On Tue, 23 Mar 2004, Doug Henwood wrote:
> Apropos Ralph Nader, this is the quote of the day from Thomas Heald's
> daily Pridelets <http://groups.yahoo.com/group/pridelets/> email
> (which also notes that today would be Joan Crawford's 100th birthday):
>
> >"It is essential that we realize once and for all that man is much
> >more of a sex creature than a moral creature. The former is inherent,
> >the other is grafted on." -- Emma Goldman
I have a dear place in my heart for Emma, but she has to be wrong about this. Certainly sex and sexual desire are "inherent" to human beings, an integral element of natural selection. However, even evolutionary psychologists note that our sense of morality is not simply "grafted" on: caring for others, self-sacrifice, cooperation are all traits that help humans thrive and get their genes into the next generation of humans.
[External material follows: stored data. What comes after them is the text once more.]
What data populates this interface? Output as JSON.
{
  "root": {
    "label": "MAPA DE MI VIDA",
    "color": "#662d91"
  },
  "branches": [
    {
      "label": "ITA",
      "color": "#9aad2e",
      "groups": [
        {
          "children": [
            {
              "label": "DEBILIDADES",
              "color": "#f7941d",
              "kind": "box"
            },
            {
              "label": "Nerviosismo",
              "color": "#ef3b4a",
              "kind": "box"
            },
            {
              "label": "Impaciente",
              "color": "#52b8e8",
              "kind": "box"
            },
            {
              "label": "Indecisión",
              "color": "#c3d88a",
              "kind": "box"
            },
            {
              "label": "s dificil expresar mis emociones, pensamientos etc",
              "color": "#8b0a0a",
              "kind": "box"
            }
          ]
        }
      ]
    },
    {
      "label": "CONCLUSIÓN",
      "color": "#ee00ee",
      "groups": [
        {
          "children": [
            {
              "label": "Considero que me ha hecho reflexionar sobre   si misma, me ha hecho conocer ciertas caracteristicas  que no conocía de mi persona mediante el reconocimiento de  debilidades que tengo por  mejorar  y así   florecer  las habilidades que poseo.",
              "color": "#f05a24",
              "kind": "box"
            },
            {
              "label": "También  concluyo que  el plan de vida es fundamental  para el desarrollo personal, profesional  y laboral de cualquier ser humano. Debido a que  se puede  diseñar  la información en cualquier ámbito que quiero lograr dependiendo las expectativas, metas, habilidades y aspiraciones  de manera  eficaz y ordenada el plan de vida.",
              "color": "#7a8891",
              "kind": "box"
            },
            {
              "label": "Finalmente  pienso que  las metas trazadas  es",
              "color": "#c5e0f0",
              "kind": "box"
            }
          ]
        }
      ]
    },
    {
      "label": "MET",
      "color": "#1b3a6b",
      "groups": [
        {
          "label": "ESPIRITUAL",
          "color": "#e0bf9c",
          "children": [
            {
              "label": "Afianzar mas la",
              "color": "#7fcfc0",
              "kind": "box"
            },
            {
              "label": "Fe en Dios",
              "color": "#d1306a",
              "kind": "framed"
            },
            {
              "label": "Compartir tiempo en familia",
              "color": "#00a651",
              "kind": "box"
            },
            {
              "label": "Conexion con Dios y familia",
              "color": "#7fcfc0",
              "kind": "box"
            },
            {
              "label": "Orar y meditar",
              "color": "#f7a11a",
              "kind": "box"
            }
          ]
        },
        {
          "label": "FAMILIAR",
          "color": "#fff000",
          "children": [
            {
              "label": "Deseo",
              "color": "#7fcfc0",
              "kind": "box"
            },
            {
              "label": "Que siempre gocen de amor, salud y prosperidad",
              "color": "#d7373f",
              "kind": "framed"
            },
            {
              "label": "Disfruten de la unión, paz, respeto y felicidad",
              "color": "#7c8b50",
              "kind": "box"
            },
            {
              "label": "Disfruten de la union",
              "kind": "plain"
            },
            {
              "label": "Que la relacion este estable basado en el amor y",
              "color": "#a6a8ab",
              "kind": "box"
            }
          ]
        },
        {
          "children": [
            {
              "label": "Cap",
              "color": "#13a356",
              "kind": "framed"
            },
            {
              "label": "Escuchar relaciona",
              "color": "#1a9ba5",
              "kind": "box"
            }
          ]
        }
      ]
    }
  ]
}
If people in the past were amoral brutes, how could they have survived? (E.g., if men and women are by nature selfish, vicious, and uncaring, any children they had would be very likely to die. --Also, no matter how vicious you are, taking a nap in the savanna is dangerous; if you don't have someone watching your back, you're a tasty lion snack. Mutual aid = survival.)
I realize this veers into the "just so" speculation Justin rightly makes fun of, but here's a tentative claim: natural selection has produced humans capable of both sex and morality, and both of these "inherent" characteristics are expressed in radically different ways, depending on cultural and historical context.